Nueva historia de Laura y Sofía en la agencia creativa & Ca.
Laura y Sofía trabajan un día más en su agencia muy creativa y a veces algo caótica, les gusta que su agencia sea de esas donde el arte convive con el café frío y las ideas con prisa. Ese día observan que en la puerta de la oficina alguien había pintado una frase:“Sé tú mismo, pero no demasiado”.
¿Era el lema no oficial del lugar? ¿Era un recordatorio de que incluso la autenticidad debía pasar por el filtro de las tendencias?
Aquella mañana, en la agencia preparaban una campaña para un cliente que vendía cosméticos “de pureza ancestral”. Las palabras exactas del briefing eran “una identidad limpia, sin mezclas”. Laura levantó la ceja al leerlo; Sofía soltó una carcajada.
—¿Pureza ancestral? —repitió Sofía—. Suena a jabón racista.—O a ADN enjaulado —añadió Laura.
Ambas se miraron.

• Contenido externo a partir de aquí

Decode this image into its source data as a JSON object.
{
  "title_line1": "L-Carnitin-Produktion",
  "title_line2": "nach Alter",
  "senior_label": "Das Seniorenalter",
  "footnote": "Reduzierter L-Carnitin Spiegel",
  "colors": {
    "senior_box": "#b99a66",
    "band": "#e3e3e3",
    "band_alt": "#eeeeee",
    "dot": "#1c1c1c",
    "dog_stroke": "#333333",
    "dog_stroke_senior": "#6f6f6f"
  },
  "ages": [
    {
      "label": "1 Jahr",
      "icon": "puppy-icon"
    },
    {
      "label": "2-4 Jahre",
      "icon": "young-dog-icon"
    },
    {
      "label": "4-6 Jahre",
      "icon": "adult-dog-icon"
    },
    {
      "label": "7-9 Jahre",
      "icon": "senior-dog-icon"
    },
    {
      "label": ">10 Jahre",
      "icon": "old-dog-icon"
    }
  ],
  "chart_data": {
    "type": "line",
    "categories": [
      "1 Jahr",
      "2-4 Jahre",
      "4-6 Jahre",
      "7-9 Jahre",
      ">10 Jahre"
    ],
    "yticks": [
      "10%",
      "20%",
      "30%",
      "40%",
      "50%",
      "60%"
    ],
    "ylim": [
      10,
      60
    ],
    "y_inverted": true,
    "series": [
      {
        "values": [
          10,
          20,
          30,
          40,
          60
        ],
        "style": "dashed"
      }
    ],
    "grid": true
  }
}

No era la primera vez que se topaban con el virus invisible del supremacismo disfrazado de marketing. Desde hacía meses, el mundo parecía obsesionado con dibujar fronteras: de piel, de idioma, de estilo, de ideología. Todos buscaban ser “auténticos”, pero solo dentro de una jaula dorada que garantizara la uniformidad.
En la sala de reuniones, los demás creativos discutían sobre tipografías “sin contaminación cultural”. Alguien propuso una paleta “de blancos nobles”. Laura respiró hondo. Sofía, en cambio, abrió su portátil y proyectó en la pantalla un collage que había preparado la noche anterior: fotografías de manos mezclando pigmentos, rostros mestizos sonriendo, frases en varios idiomas, un fondo de grafitis urbanos y ritmos de distintos continentes.
—Esto —dijo Sofía— es lo que somos. El mestizaje no es una mancha, es la firma.
Silencio. Varias personas de su agencia la miraron con incomodidad.
—No es el enfoque que pidió el cliente.—Entonces el cliente pidió un error —respondió Laura sin alzar la voz.El ambiente se tensó, pero en ese momento la lluvia golpeó los cristales con fuerza. Afuera, el cielo era un lienzo gris, imposible de clasificar en una sola gama.
Laura recordó a su abuela, que siempre decía que las mejores ideas eran como los guisos: sabrosas solo cuando se mezclan bien los ingredientes. Sofía, por su parte, pensó en su madre, que hablaba con acento del sur, y en su abuelo del norte, que nunca aprendió a pronunciar bien su nombre.
Ambas sabían que la creatividad —como la vida— no podía florecer en territorios cerrados.
—Propongo un lema —dijo Sofía, rompiendo el silencio—:“El color que no tiene nombre”—Y una campaña que no tema el desorden —añadió Laura—. Porque el desorden es lo que da vida.Todos los de su equipo suspiraron. Quizá por cansancio, quizá por intuición, aceptaron.La campaña se lanzó con imágenes mestizas, acentos cruzados y una música que mezclaba flamenco, soul y tambores africanos. Contra todo pronóstico, fue un éxito. No por lo que vendía, sino por lo que contaba: que la belleza no tiene linaje, que la pureza es solo una palabra vacía cuando se trata de humanos.Semanas después, una influencer criticó la campaña por “falta de identidad”.Laura respondió desde la cuenta oficial: Nuestra identidad es precisamente no tener una sola. Somos mezcla, somos cruce, somos contradicción. Y eso nos salva.El mensaje se volvió viral. En la agencia, alguien volvió a pintar la puerta. Esta vez, el lema cambió:
“Sé tú mismo. Y también los demás.”
Sofía lo miró con una sonrisa cansada y luminosa.Laura levantó su taza de café y brindó:—Por los mestizos del alma.—Por los que no caben en una sola etiqueta —respondió Sofía.

Afuera seguía lloviendo, pero las gotas ya no borraban los colores: los mezclaban, los expandían, los hacían brillar.